阿弥陀如来
アミターバ
命あるものすべてを救うべく誓いを立て、極楽浄土に導く
――西方に灯る、無量の光――
西の空が、ゆっくりと朱に染まりはじめるころ、老人は静かに手を合わせていた。
「南無阿弥陀仏……」
その声は小さく、しかしどこまでも澄んでいた。
彼の胸の奥には、いつも一つの光があった。
それは太陽のように燃え上がる光ではない。
夜の闇をやわらかく包み込む、やさしい光――
それが 阿弥陀如来、
梵名を アミターバ という仏の光であった。
はるか西方、十万億の仏土をこえた先に、
黄金の蓮が咲き誇る国があるという。
風は甘く、鳥は法をさえずり、
水は七宝の池を静かに満たしている。
そこは極楽浄土。
阿弥陀如来が教主として衆生を迎え入れる、
限りない安らぎの国である。
阿弥陀如来は、はるかな昔、法蔵菩薩であったという。
世の苦しみを見つめ、こう誓った。
――もし私が仏となるとき、
名を呼ぶすべての者を、必ずこの国に迎えよう。
罪の軽重を問わず、善悪を選ばず、
ただ一心に名を称える者を、決して見捨てはしない。
それが四十八の大願。
人々はそれを「他力の誓い」と呼んだ。
老人は若いころ、多くの過ちを重ねた。
怒りにまかせて言葉を投げ、
大切な人を失ったこともあった。
「私のような者でも……」
その問いに応えるように、
夕闇の向こうから、やわらかな光が差し込む。
阿弥陀如来は装飾を持たない。
王冠も宝石もない。
ただ静かな法衣に身を包み、
来迎印を結び、衆生を迎える姿。
その指先は、恐れるなと語り、
願いは必ずかなうと約束する。
限りない寿命――無量寿。
限りない光――無量光。
光は罪を責めず、
命は過去を問わない。
ある夜、老人は夢を見た。
紫雲が西空にたなびき、
金色の蓮がひらく。
その中央に立つのは、阿弥陀如来。
静かなまなざしで、ただ一人の名を呼ぶ。
「来なさい。

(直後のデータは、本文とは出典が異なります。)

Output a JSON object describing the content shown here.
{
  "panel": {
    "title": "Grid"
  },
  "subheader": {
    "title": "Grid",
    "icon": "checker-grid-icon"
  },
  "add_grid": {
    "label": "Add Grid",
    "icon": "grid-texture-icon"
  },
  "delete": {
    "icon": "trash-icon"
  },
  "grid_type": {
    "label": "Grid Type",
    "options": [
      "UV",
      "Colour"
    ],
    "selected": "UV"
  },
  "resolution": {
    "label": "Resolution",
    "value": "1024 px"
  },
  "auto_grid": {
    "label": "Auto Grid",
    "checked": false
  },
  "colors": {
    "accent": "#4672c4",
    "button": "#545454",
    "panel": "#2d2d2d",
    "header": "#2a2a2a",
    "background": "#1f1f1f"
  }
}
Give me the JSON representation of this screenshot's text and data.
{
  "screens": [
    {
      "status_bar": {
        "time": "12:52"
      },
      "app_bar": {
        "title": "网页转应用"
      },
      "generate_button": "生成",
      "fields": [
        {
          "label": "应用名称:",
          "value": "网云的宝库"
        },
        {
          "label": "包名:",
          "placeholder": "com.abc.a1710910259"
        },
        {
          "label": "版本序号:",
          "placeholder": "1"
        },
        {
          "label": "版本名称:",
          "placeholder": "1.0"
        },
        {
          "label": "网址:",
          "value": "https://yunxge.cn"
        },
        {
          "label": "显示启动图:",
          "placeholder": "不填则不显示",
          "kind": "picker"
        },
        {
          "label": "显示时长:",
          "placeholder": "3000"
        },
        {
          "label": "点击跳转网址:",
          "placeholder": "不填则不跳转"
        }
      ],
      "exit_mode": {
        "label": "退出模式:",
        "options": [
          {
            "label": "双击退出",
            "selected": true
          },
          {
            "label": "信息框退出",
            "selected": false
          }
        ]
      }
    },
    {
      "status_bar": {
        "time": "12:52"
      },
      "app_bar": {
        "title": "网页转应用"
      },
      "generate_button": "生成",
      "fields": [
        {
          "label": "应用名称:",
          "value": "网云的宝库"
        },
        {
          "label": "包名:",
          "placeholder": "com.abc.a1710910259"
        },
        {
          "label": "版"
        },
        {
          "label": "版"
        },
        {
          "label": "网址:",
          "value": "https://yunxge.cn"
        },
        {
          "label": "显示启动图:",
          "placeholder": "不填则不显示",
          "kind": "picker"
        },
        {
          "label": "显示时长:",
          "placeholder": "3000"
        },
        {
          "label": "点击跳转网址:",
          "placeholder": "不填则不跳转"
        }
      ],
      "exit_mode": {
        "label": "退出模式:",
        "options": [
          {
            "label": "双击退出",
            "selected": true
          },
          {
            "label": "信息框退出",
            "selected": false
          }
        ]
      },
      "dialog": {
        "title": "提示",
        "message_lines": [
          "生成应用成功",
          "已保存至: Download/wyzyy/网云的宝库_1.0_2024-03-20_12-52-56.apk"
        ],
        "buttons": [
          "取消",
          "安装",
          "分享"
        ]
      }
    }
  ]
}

」
声は響かず、しかし心に満ちた。
それは仏々相念――
仏と仏が、言葉を超えて通じ合う力。
老人の胸に、涙があふれた。
恐れはなかった。
ただ、深い安らぎがあった。
朝。
目覚めた彼は、いつものように手を合わせる。
「南無阿弥陀仏。」
それは死後の願いだけではない。
今日を生きる力でもあった。
極楽往生は未来の約束。
現世安穏は、いまこの瞬間の恵み。
西の空は、まだ青い。
けれどその向こうに、
無量の光がたしかに灯っている。
阿弥陀如来の誓いは、
今もなお、静かに世界を包んでいるのである。